20. Juni: Nach St. Mary, Montana

Strahlend blauer Himmel, da lockten die Rockies im Westen so klar wie selten. Ich begann mich auf den Tag zu freuen, als es im Auto stark nach Abgasen zu riechen begann. Ein Stop zeigte mir, dass dicker weißer Qualm aus dem Auspuff kam. Was bedeutete das schon wieder? Ich konnte nichts tun, also fuhr ich weiter und irgendwann hörte das Qualmen auf. Essig mit Freuen! Jetzt beäugte ich das Auto wieder sehr misstrauisch.

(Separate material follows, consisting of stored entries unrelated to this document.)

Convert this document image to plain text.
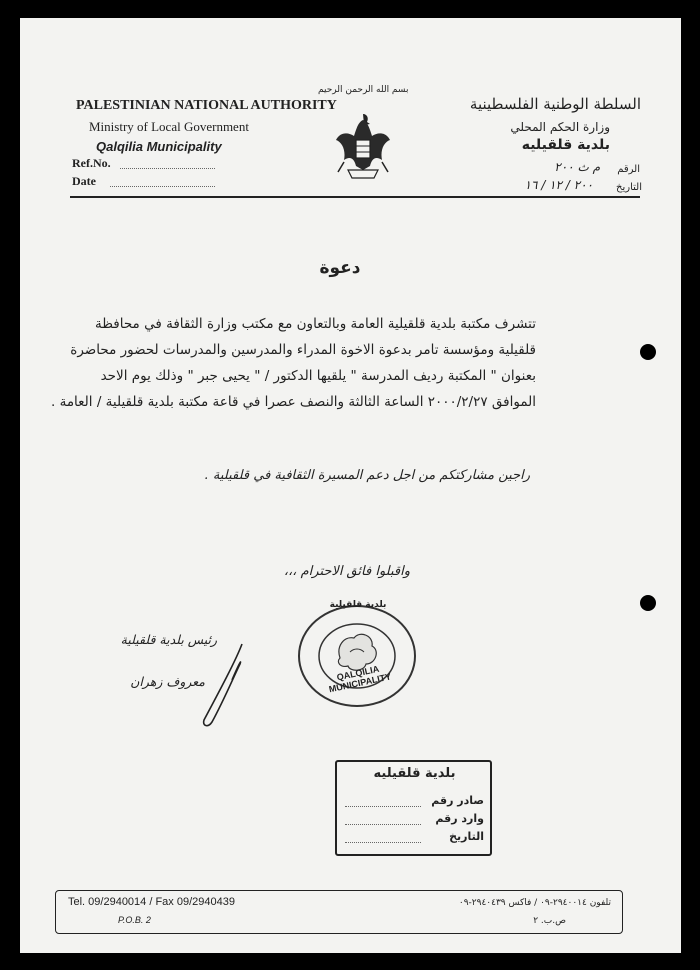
PALESTINIAN NATIONAL AUTHORITY
Ministry of Local Government
Qalqilia Municipality
Ref.No.
Date
بسم الله الرحمن الرحيم
السلطة الوطنية الفلسطينية
وزارة الحكم المحلي
بلدية قلقيليه
الرقم
م ث ٢٠٠
التاريخ
٢٠٠ / ١٢ / ١٦
دعوة
تتشرف مكتبة بلدية قلقيلية العامة وبالتعاون مع مكتب وزارة الثقافة في محافظة
قلقيلية ومؤسسة تامر بدعوة الاخوة المدراء والمدرسين والمدرسات لحضور محاضرة
بعنوان " المكتبة رديف المدرسة " يلقيها الدكتور / " يحيى جبر " وذلك يوم الاحد
الموافق ٢٠٠٠/٢/٢٧ الساعة الثالثة والنصف عصرا في قاعة مكتبة بلدية قلقيلية / العامة .
راجين مشاركتكم من اجل دعم المسيرة الثقافية في قلقيلية .
واقبلوا فائق الاحترام ،،،
رئيس بلدية قلقيلية
معروف زهران
بلدية قلقيلية
QALQILIA MUNICIPALITY
بلدية قلقيليه
صادر رقم
وارد رقم
التاريخ
Tel. 09/2940014 / Fax 09/2940439
P.O.B. 2
تلفون ٢٩٤٠٠١٤-٠٩ / فاكس ٢٩٤٠٤٣٩-٠٩
ص.ب. ٢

Langsam und fast unmerklich stiegen wir auf 1.600 m, die Felsenreihen näherten sich auf weniger als 50 km. Vor uns tauchte eine markante Felsspitze auf, die sich als Chief Mountain vorstellte, der heilige Berg der Blackfeet Indianer, im Glacier Nationalpark gelegen. Jetzt war die Grenze zu den USA nicht mehr weit. Tatsächlich tauchte die Grenzstation Chief Mountain bald vor uns auf. Vor der malerischen Kulisse des Berges durften wir eine angemessene Zeit warten, obwohl nichts los war, bis wir an die Stoplinie vorfahren durften. Ein Meter zu weit und wir mussten zurücksetzen. Die kümmelspalterische Grenzprozedur der Amerikaner begann. Haben Sie Apfelsinen dabei? Wir hatten. Haben Sie Feuerholz dabei? Wir hatten. Dann fahren Sie zurück auf die kanadische Seite und entsorgen Sie das Holz da. Wir fuhren 50 m zurück und legten unsere zwei Holzscheite am kanadischen Müllcontainer ab, nicht ohne einen netten Plausch mit der kanadischen Grenzbeamtin zu halten. Dann fuhren wir wieder an die US-Stoplinie vor und die Untersuchung begann von Neuem. Unsere Apfelsinen interessierten Keinen mehr!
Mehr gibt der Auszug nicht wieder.